6. The next point which can be considered in this case is that under Section 12-C one of the grounds for setting aside the election is a failure to comply with the provisions of the Rules. Rule 19-F reads as follows:--

'19-F (1). If at any election any polling return is taken out of the custody of the Returning Officer or of any Presiding Officer, or is in any way tampered with or is either accidentally or intentionally destroyed or lost, the election to which such return relates shall be void.'

These words to my mind imply that if there has been a valid return and if it had been tampered with or is either accidentally or intentionally destroyed or lost it gives a right to the District Magistrate to declare the elections void and to order for a fresh poll. There had been no valid return at all inasmuch as it was a forged return and the counting was improperly done. It is challenging the very validity of the return itself.

That can be a ground for attacking the election under Section 12-C but that cannot be a ground for the District Magistrate to order repoll. On the facts of this case and on the allegations made by the petitioner himself it was not a case which was covered by Rule 19-F and the District Magistrate could not exercise any powers under that rule in this case.

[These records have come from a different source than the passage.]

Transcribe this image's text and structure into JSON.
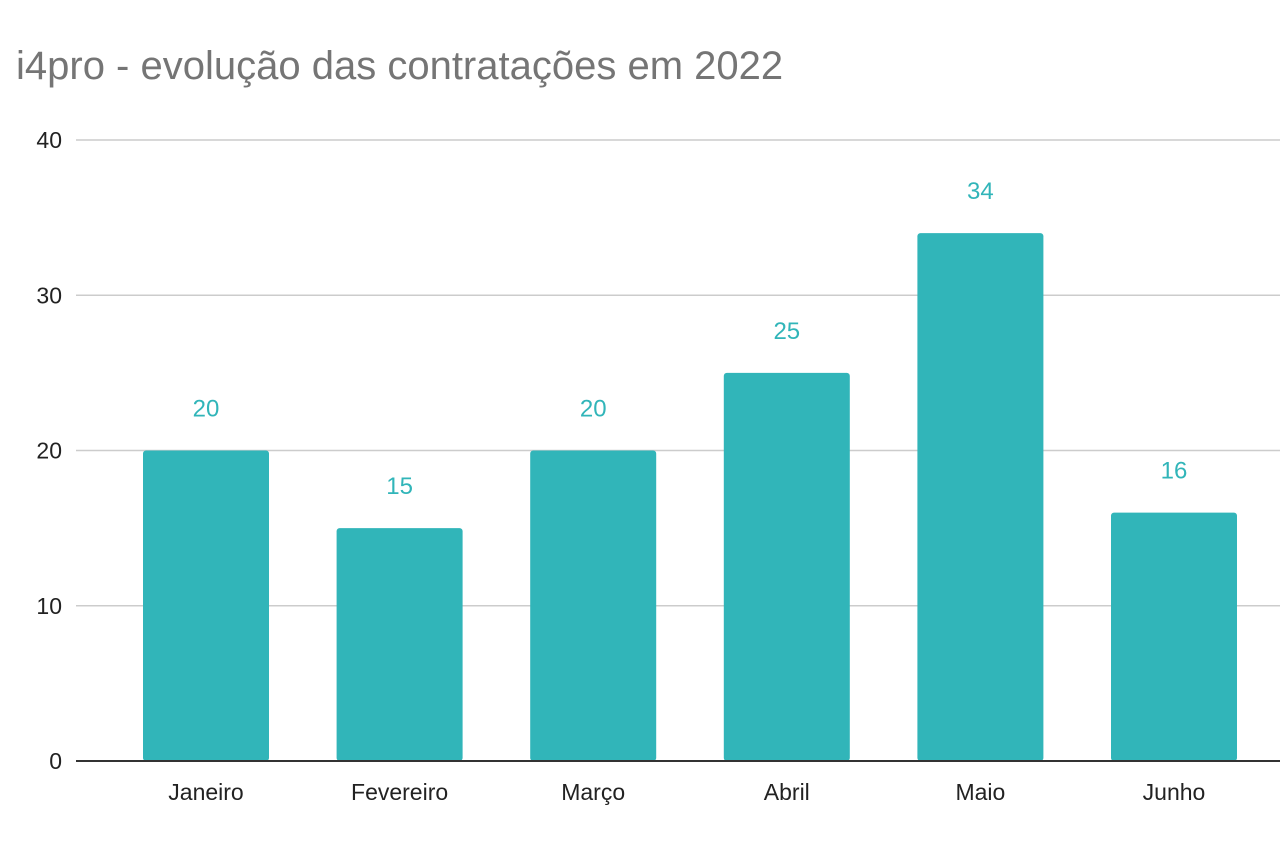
{
  "chart_data": {
    "type": "bar",
    "title": "i4pro - evolução das contratações em 2022",
    "xlabel": "",
    "ylabel": "",
    "categories": [
      "Janeiro",
      "Fevereiro",
      "Março",
      "Abril",
      "Maio",
      "Junho"
    ],
    "values": [
      20,
      15,
      20,
      25,
      34,
      16
    ],
    "ylim": [
      0,
      40
    ],
    "yticks": [
      "0",
      "10",
      "20",
      "30",
      "40"
    ],
    "data_labels": [
      "20",
      "15",
      "20",
      "25",
      "34",
      "16"
    ],
    "grid": true,
    "legend": "none",
    "colors": {
      "bar": "#31b5b9",
      "data_label": "#31b5b9",
      "gridline": "#cccccc",
      "axis": "#333333",
      "title": "#757575"
    }
  }
}
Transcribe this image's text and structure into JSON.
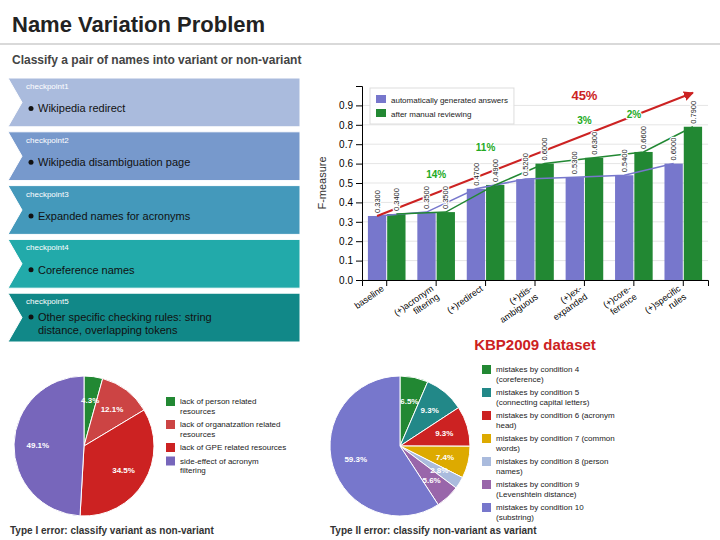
{
  "chart_data": [
    {
      "type": "bar",
      "title": "Name Variation Problem",
      "subtitle": "Classify a pair of names into variant or non-variant",
      "categories": [
        "baseline",
        "(+)acronym\nfiltering",
        "(+)redirect",
        "(+)dis-\nambiguous",
        "(+)ex-\nexpanded",
        "(+)core-\nference",
        "(+)specific\nrules"
      ],
      "series": [
        {
          "name": "automatically generated answers",
          "color": "#7777cc",
          "line_style": "solid",
          "values": [
            0.33,
            0.35,
            0.47,
            0.52,
            0.53,
            0.54,
            0.6
          ],
          "value_labels": [
            "0.3300",
            "0.3500",
            "0.4700",
            "0.5200",
            "0.5300",
            "0.5400",
            "0.6000"
          ]
        },
        {
          "name": "after manual reviewing",
          "color": "#228833",
          "line_style": "solid",
          "values": [
            0.34,
            0.35,
            0.49,
            0.6,
            0.63,
            0.66,
            0.79
          ],
          "value_labels": [
            "0.3400",
            "0.3500",
            "0.4900",
            "0.6000",
            "0.6300",
            "0.6600",
            "0.7900"
          ]
        }
      ],
      "y_label": "F-measure",
      "ylim": [
        0,
        1.0
      ],
      "yticks": [
        {
          "value": 0,
          "label": "0.0"
        },
        0.1,
        0.2,
        0.3,
        0.4,
        0.5,
        0.6,
        0.7,
        0.8,
        0.9
      ],
      "grid": true,
      "legend": "top-left",
      "data_labels": true,
      "annotations": [
        {
          "label": "checkpoint1",
          "text": "Wikipedia redirect",
          "color": "#aabbdd"
        },
        {
          "label": "checkpoint2",
          "text": "Wikipedia disambiguation page",
          "color": "#7799cc"
        },
        {
          "label": "checkpoint3",
          "text": "Expanded names for acronyms",
          "color": "#4499bb"
        },
        {
          "label": "checkpoint4",
          "text": "Coreference names",
          "color": "#22aaaa"
        },
        {
          "label": "checkpoint5",
          "text": "Other specific checking rules: string\ndistance, overlapping tokens",
          "color": "#118888"
        },
        {
          "text": "KBP2009 dataset",
          "color": "#cc2222"
        },
        {
          "text": "45%",
          "color": "#cc2222"
        },
        {
          "text": "14%",
          "color": "#22aa22"
        },
        {
          "text": "11%",
          "color": "#22aa22"
        },
        {
          "text": "3%",
          "color": "#22aa22"
        },
        {
          "text": "2%",
          "color": "#22aa22"
        }
      ]
    },
    {
      "type": "pie",
      "title": "Type I error: classify variant as non-variant",
      "categories": [
        "lack of person related\nresources",
        "lack of organatzation related\nresources",
        "lack of GPE related resources",
        "side-effect of acronym\nfiltering"
      ],
      "values": [
        4.3,
        12.1,
        34.5,
        49.1
      ],
      "value_labels": [
        "4.3%",
        "12.1%",
        "34.5%",
        "49.1%"
      ],
      "colors": [
        "#228833",
        "#cc4444",
        "#cc2222",
        "#7766bb"
      ],
      "data_labels": true,
      "legend": "right"
    },
    {
      "type": "pie",
      "title": "Type II error: classify non-variant as variant",
      "categories": [
        "mistakes by condition 4\n(coreference)",
        "mistakes by condition 5\n(connecting capital letters)",
        "mistakes by condition 6 (acronym\nhead)",
        "mistakes by condition 7 (common\nwords)",
        "mistakes by condition 8 (person\nnames)",
        "mistakes by condition 9\n(Levenshtein distance)",
        "mistakes by condition 10\n(substring)"
      ],
      "values": [
        6.5,
        9.3,
        9.3,
        7.4,
        2.8,
        5.6,
        59.3
      ],
      "value_labels": [
        "6.5%",
        "9.3%",
        "9.3%",
        "7.4%",
        "2.8%",
        "5.6%",
        "59.3%"
      ],
      "colors": [
        "#228833",
        "#228888",
        "#cc2222",
        "#ddaa00",
        "#aabbdd",
        "#9966aa",
        "#7777cc"
      ],
      "data_labels": true,
      "legend": "right"
    }
  ]
}
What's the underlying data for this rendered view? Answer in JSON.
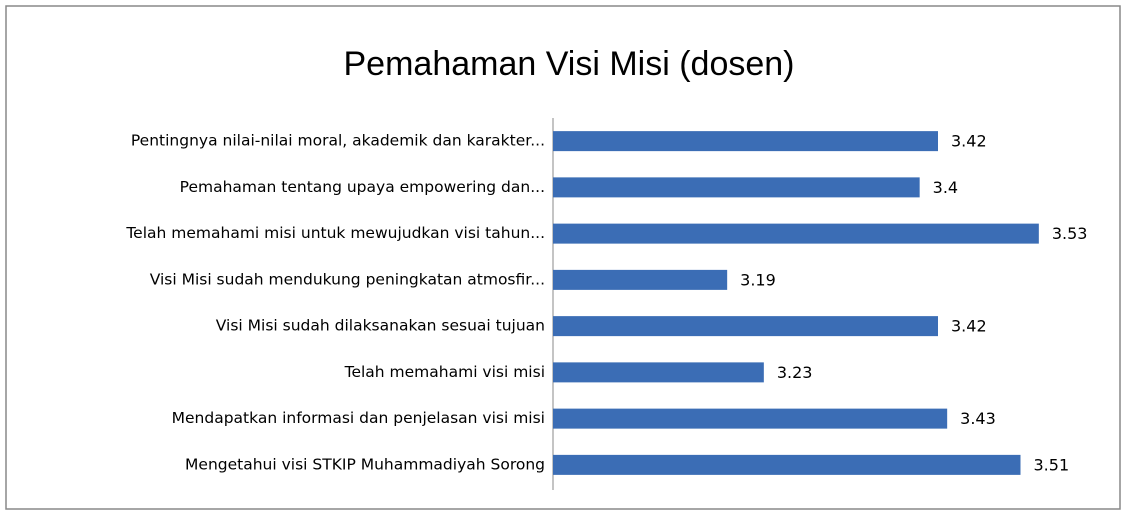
{
  "chart_data": {
    "type": "bar",
    "orientation": "horizontal",
    "title": "Pemahaman Visi Misi (dosen)",
    "categories": [
      "Pentingnya nilai-nilai moral, akademik dan karakter...",
      "Pemahaman tentang upaya empowering dan...",
      "Telah memahami misi untuk mewujudkan visi tahun...",
      "Visi Misi sudah mendukung peningkatan atmosfir...",
      "Visi Misi sudah dilaksanakan sesuai tujuan",
      "Telah memahami visi misi",
      "Mendapatkan informasi dan penjelasan visi misi",
      "Mengetahui visi STKIP Muhammadiyah Sorong"
    ],
    "values": [
      3.42,
      3.4,
      3.53,
      3.19,
      3.42,
      3.23,
      3.43,
      3.51
    ],
    "color": "#3b6db5",
    "xlim": [
      3,
      3.6
    ]
  }
}
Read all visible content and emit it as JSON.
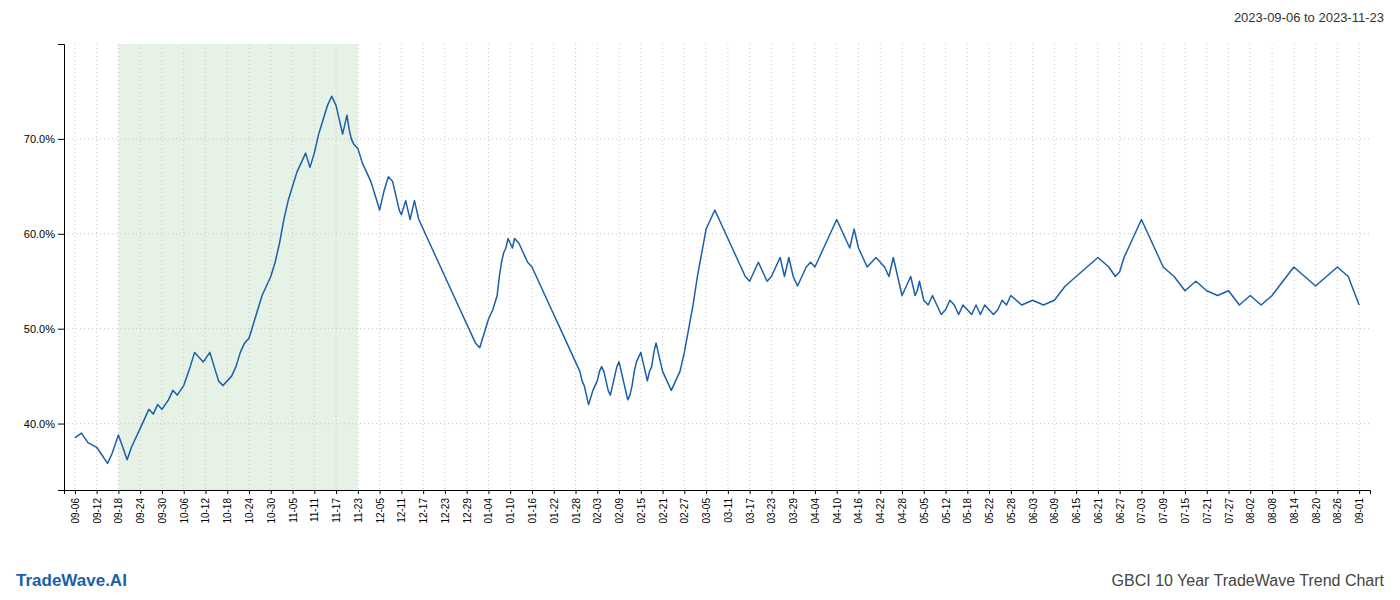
{
  "chart_data": {
    "type": "line",
    "title": "GBCI 10 Year TradeWave Trend Chart",
    "subtitle": "2023-09-06 to 2023-11-23",
    "annotations": [
      "TradeWave.AI"
    ],
    "color": "#1a5fa8",
    "grid": true,
    "highlight": {
      "from": 2,
      "to": 13,
      "color": "#d6ead6"
    },
    "xlim": [
      -0.5,
      59.5
    ],
    "xticks": [
      {
        "value": 0,
        "label": "09-06"
      },
      {
        "value": 1,
        "label": "09-12"
      },
      {
        "value": 2,
        "label": "09-18"
      },
      {
        "value": 3,
        "label": "09-24"
      },
      {
        "value": 4,
        "label": "09-30"
      },
      {
        "value": 5,
        "label": "10-06"
      },
      {
        "value": 6,
        "label": "10-12"
      },
      {
        "value": 7,
        "label": "10-18"
      },
      {
        "value": 8,
        "label": "10-24"
      },
      {
        "value": 9,
        "label": "10-30"
      },
      {
        "value": 10,
        "label": "11-05"
      },
      {
        "value": 11,
        "label": "11-11"
      },
      {
        "value": 12,
        "label": "11-17"
      },
      {
        "value": 13,
        "label": "11-23"
      },
      {
        "value": 14,
        "label": "12-05"
      },
      {
        "value": 15,
        "label": "12-11"
      },
      {
        "value": 16,
        "label": "12-17"
      },
      {
        "value": 17,
        "label": "12-23"
      },
      {
        "value": 18,
        "label": "12-29"
      },
      {
        "value": 19,
        "label": "01-04"
      },
      {
        "value": 20,
        "label": "01-10"
      },
      {
        "value": 21,
        "label": "01-16"
      },
      {
        "value": 22,
        "label": "01-22"
      },
      {
        "value": 23,
        "label": "01-28"
      },
      {
        "value": 24,
        "label": "02-03"
      },
      {
        "value": 25,
        "label": "02-09"
      },
      {
        "value": 26,
        "label": "02-15"
      },
      {
        "value": 27,
        "label": "02-21"
      },
      {
        "value": 28,
        "label": "02-27"
      },
      {
        "value": 29,
        "label": "03-05"
      },
      {
        "value": 30,
        "label": "03-11"
      },
      {
        "value": 31,
        "label": "03-17"
      },
      {
        "value": 32,
        "label": "03-23"
      },
      {
        "value": 33,
        "label": "03-29"
      },
      {
        "value": 34,
        "label": "04-04"
      },
      {
        "value": 35,
        "label": "04-10"
      },
      {
        "value": 36,
        "label": "04-16"
      },
      {
        "value": 37,
        "label": "04-22"
      },
      {
        "value": 38,
        "label": "04-28"
      },
      {
        "value": 39,
        "label": "05-05"
      },
      {
        "value": 40,
        "label": "05-12"
      },
      {
        "value": 41,
        "label": "05-18"
      },
      {
        "value": 42,
        "label": "05-22"
      },
      {
        "value": 43,
        "label": "05-28"
      },
      {
        "value": 44,
        "label": "06-03"
      },
      {
        "value": 45,
        "label": "06-09"
      },
      {
        "value": 46,
        "label": "06-15"
      },
      {
        "value": 47,
        "label": "06-21"
      },
      {
        "value": 48,
        "label": "06-27"
      },
      {
        "value": 49,
        "label": "07-03"
      },
      {
        "value": 50,
        "label": "07-09"
      },
      {
        "value": 51,
        "label": "07-15"
      },
      {
        "value": 52,
        "label": "07-21"
      },
      {
        "value": 53,
        "label": "07-27"
      },
      {
        "value": 54,
        "label": "08-02"
      },
      {
        "value": 55,
        "label": "08-08"
      },
      {
        "value": 56,
        "label": "08-14"
      },
      {
        "value": 57,
        "label": "08-20"
      },
      {
        "value": 58,
        "label": "08-26"
      },
      {
        "value": 59,
        "label": "09-01"
      }
    ],
    "ylim": [
      33,
      80
    ],
    "yticks": [
      {
        "value": 40.0,
        "label": "40.0%"
      },
      {
        "value": 50.0,
        "label": "50.0%"
      },
      {
        "value": 60.0,
        "label": "60.0%"
      },
      {
        "value": 70.0,
        "label": "70.0%"
      }
    ],
    "x": [
      0,
      0.3,
      0.6,
      1.0,
      1.3,
      1.5,
      1.7,
      2.0,
      2.2,
      2.4,
      2.6,
      2.8,
      3.0,
      3.2,
      3.4,
      3.6,
      3.8,
      4.0,
      4.3,
      4.5,
      4.7,
      5.0,
      5.3,
      5.5,
      5.7,
      5.9,
      6.2,
      6.4,
      6.6,
      6.8,
      7.0,
      7.2,
      7.4,
      7.6,
      7.8,
      8.0,
      8.2,
      8.4,
      8.6,
      8.8,
      9.0,
      9.2,
      9.4,
      9.6,
      9.8,
      10.0,
      10.2,
      10.4,
      10.6,
      10.8,
      11.0,
      11.2,
      11.4,
      11.6,
      11.8,
      12.0,
      12.1,
      12.2,
      12.3,
      12.4,
      12.5,
      12.6,
      12.7,
      12.8,
      13.0,
      13.2,
      13.4,
      13.6,
      13.8,
      14.0,
      14.2,
      14.4,
      14.6,
      14.7,
      14.8,
      14.9,
      15.0,
      15.2,
      15.3,
      15.4,
      15.5,
      15.6,
      15.7,
      15.8,
      16.0,
      16.2,
      16.4,
      16.6,
      16.8,
      17.0,
      17.2,
      17.4,
      17.6,
      17.8,
      18.0,
      18.2,
      18.4,
      18.6,
      18.8,
      19.0,
      19.2,
      19.4,
      19.5,
      19.6,
      19.7,
      19.8,
      19.9,
      20.0,
      20.1,
      20.2,
      20.4,
      20.6,
      20.8,
      21.0,
      21.2,
      21.4,
      21.6,
      21.8,
      22.0,
      22.2,
      22.4,
      22.6,
      22.8,
      23.0,
      23.2,
      23.3,
      23.4,
      23.5,
      23.6,
      23.8,
      24.0,
      24.1,
      24.2,
      24.3,
      24.4,
      24.5,
      24.6,
      24.7,
      24.8,
      24.9,
      25.0,
      25.1,
      25.2,
      25.3,
      25.4,
      25.5,
      25.6,
      25.7,
      25.8,
      25.9,
      26.0,
      26.1,
      26.2,
      26.3,
      26.4,
      26.5,
      26.6,
      26.7,
      26.8,
      26.9,
      27.0,
      27.2,
      27.4,
      27.6,
      27.8,
      28.0,
      28.2,
      28.4,
      28.6,
      28.8,
      29.0,
      29.2,
      29.4,
      29.6,
      29.8,
      30.0,
      30.2,
      30.4,
      30.6,
      30.8,
      31.0,
      31.2,
      31.4,
      31.6,
      31.8,
      32.0,
      32.2,
      32.4,
      32.5,
      32.6,
      32.7,
      32.8,
      32.9,
      33.0,
      33.2,
      33.4,
      33.6,
      33.8,
      34.0,
      34.2,
      34.4,
      34.6,
      34.8,
      35.0,
      35.2,
      35.4,
      35.6,
      35.7,
      35.8,
      35.9,
      36.0,
      36.2,
      36.4,
      36.6,
      36.8,
      37.0,
      37.2,
      37.4,
      37.5,
      37.6,
      37.7,
      37.8,
      37.9,
      38.0,
      38.2,
      38.4,
      38.5,
      38.6,
      38.7,
      38.8,
      38.9,
      39.0,
      39.2,
      39.4,
      39.6,
      39.8,
      40.0,
      40.2,
      40.4,
      40.6,
      40.8,
      41.0,
      41.2,
      41.4,
      41.6,
      41.8,
      42.0,
      42.2,
      42.4,
      42.6,
      42.8,
      43.0,
      43.5,
      44.0,
      44.5,
      45.0,
      45.5,
      46.0,
      46.5,
      47.0,
      47.5,
      47.8,
      48.0,
      48.2,
      48.4,
      48.6,
      48.8,
      49.0,
      49.2,
      49.4,
      49.6,
      49.8,
      50.0,
      50.5,
      51.0,
      51.5,
      52.0,
      52.5,
      53.0,
      53.5,
      54.0,
      54.5,
      55.0,
      55.5,
      56.0,
      56.5,
      57.0,
      57.5,
      58.0,
      58.5,
      59.0
    ],
    "values": [
      38.5,
      39.0,
      38.0,
      37.5,
      36.5,
      35.8,
      36.8,
      38.8,
      37.5,
      36.2,
      37.5,
      38.5,
      39.5,
      40.5,
      41.5,
      41.0,
      42.0,
      41.5,
      42.5,
      43.5,
      43.0,
      44.0,
      46.0,
      47.5,
      47.0,
      46.5,
      47.5,
      46.0,
      44.5,
      44.0,
      44.5,
      45.0,
      46.0,
      47.5,
      48.5,
      49.0,
      50.5,
      52.0,
      53.5,
      54.5,
      55.5,
      57.0,
      59.0,
      61.5,
      63.5,
      65.0,
      66.5,
      67.5,
      68.5,
      67.0,
      68.5,
      70.5,
      72.0,
      73.5,
      74.5,
      73.5,
      72.5,
      71.5,
      70.5,
      71.5,
      72.5,
      71.0,
      70.0,
      69.5,
      69.0,
      67.5,
      66.5,
      65.5,
      64.0,
      62.5,
      64.5,
      66.0,
      65.5,
      64.5,
      63.5,
      62.5,
      62.0,
      63.5,
      62.5,
      61.5,
      62.5,
      63.5,
      62.5,
      61.5,
      60.5,
      59.5,
      58.5,
      57.5,
      56.5,
      55.5,
      54.5,
      53.5,
      52.5,
      51.5,
      50.5,
      49.5,
      48.5,
      48.0,
      49.5,
      51.0,
      52.0,
      53.5,
      55.5,
      57.0,
      58.0,
      58.5,
      59.5,
      59.0,
      58.5,
      59.5,
      59.0,
      58.0,
      57.0,
      56.5,
      55.5,
      54.5,
      53.5,
      52.5,
      51.5,
      50.5,
      49.5,
      48.5,
      47.5,
      46.5,
      45.5,
      44.5,
      44.0,
      43.0,
      42.0,
      43.5,
      44.5,
      45.5,
      46.0,
      45.5,
      44.5,
      43.5,
      43.0,
      44.0,
      45.0,
      46.0,
      46.5,
      45.5,
      44.5,
      43.5,
      42.5,
      43.0,
      44.0,
      45.5,
      46.5,
      47.0,
      47.5,
      46.5,
      45.5,
      44.5,
      45.5,
      46.0,
      47.5,
      48.5,
      47.5,
      46.5,
      45.5,
      44.5,
      43.5,
      44.5,
      45.5,
      47.5,
      50.0,
      52.5,
      55.5,
      58.0,
      60.5,
      61.5,
      62.5,
      61.5,
      60.5,
      59.5,
      58.5,
      57.5,
      56.5,
      55.5,
      55.0,
      56.0,
      57.0,
      56.0,
      55.0,
      55.5,
      56.5,
      57.5,
      56.5,
      55.5,
      56.5,
      57.5,
      56.5,
      55.5,
      54.5,
      55.5,
      56.5,
      57.0,
      56.5,
      57.5,
      58.5,
      59.5,
      60.5,
      61.5,
      60.5,
      59.5,
      58.5,
      59.5,
      60.5,
      59.5,
      58.5,
      57.5,
      56.5,
      57.0,
      57.5,
      57.0,
      56.5,
      55.5,
      56.5,
      57.5,
      56.5,
      55.5,
      54.5,
      53.5,
      54.5,
      55.5,
      54.5,
      53.5,
      54.0,
      55.0,
      54.0,
      53.0,
      52.5,
      53.5,
      52.5,
      51.5,
      52.0,
      53.0,
      52.5,
      51.5,
      52.5,
      52.0,
      51.5,
      52.5,
      51.5,
      52.5,
      52.0,
      51.5,
      52.0,
      53.0,
      52.5,
      53.5,
      52.5,
      53.0,
      52.5,
      53.0,
      54.5,
      55.5,
      56.5,
      57.5,
      56.5,
      55.5,
      56.0,
      57.5,
      58.5,
      59.5,
      60.5,
      61.5,
      60.5,
      59.5,
      58.5,
      57.5,
      56.5,
      55.5,
      54.0,
      55.0,
      54.0,
      53.5,
      54.0,
      52.5,
      53.5,
      52.5,
      53.5,
      55.0,
      56.5,
      55.5,
      54.5,
      55.5,
      56.5,
      55.5,
      52.5
    ]
  }
}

7. It was then contended by the opposite party that the petitioner is not entitled to any relief inasmuch as there is a finding by the competent authority that the fraud was committed at the election. There is no force in this contention either. This contention is baaed on the assumption that the finding of the District Magistrate is a correct finding.

Although that being a finding of fact this Court cannot upset that finding in the exercise of its powers under Article 226 of the Constitution, but as the District Magistrate had no power to investigate into thematter it may be' deemed as if there is no finding by a competent authority and it is not open to the opposite party to rely upon that finding and to say that fraud had been committed by the petitioner.

8. It was argued that the petitioner has suppressed certain material facts and therefore that disentitles him to a relief of mandamus. This objection is in a way connected with the previous objection which I have already dealt with. If the finding of the District Magistrate is without jurisdiction no reliance can be placed on it in pointing out that there has been any material suppression by the petitioner in his petition.

9. It was further contended that the petitioner has not asked for any writ of certiorari and unless the order is set aside no mandamus can be granted. All the facts have been brought to the notice of the Court and this Court can issue any direction having regard to the facts of the case under Article 226 and therefore the failure on the part of the petitioner to specifically ask for the issue of a direction that the order should be quashed and a consequential mandamus should be issued directing the other side not to hold fresh elections is immaterial. The order itself has been placed before the Court by the opposite party and after having come to the conclusion that that order is without jurisdiction there is no bar to this Court issuing a necessary direction quashing that order and a consequential mandamus.

10. Under these circumstances I allow this petition with cost quash the order of the District Magistrate dated the 31st of January, 1956, and issue a mandamus directing the opposite parties not to hold fresh election.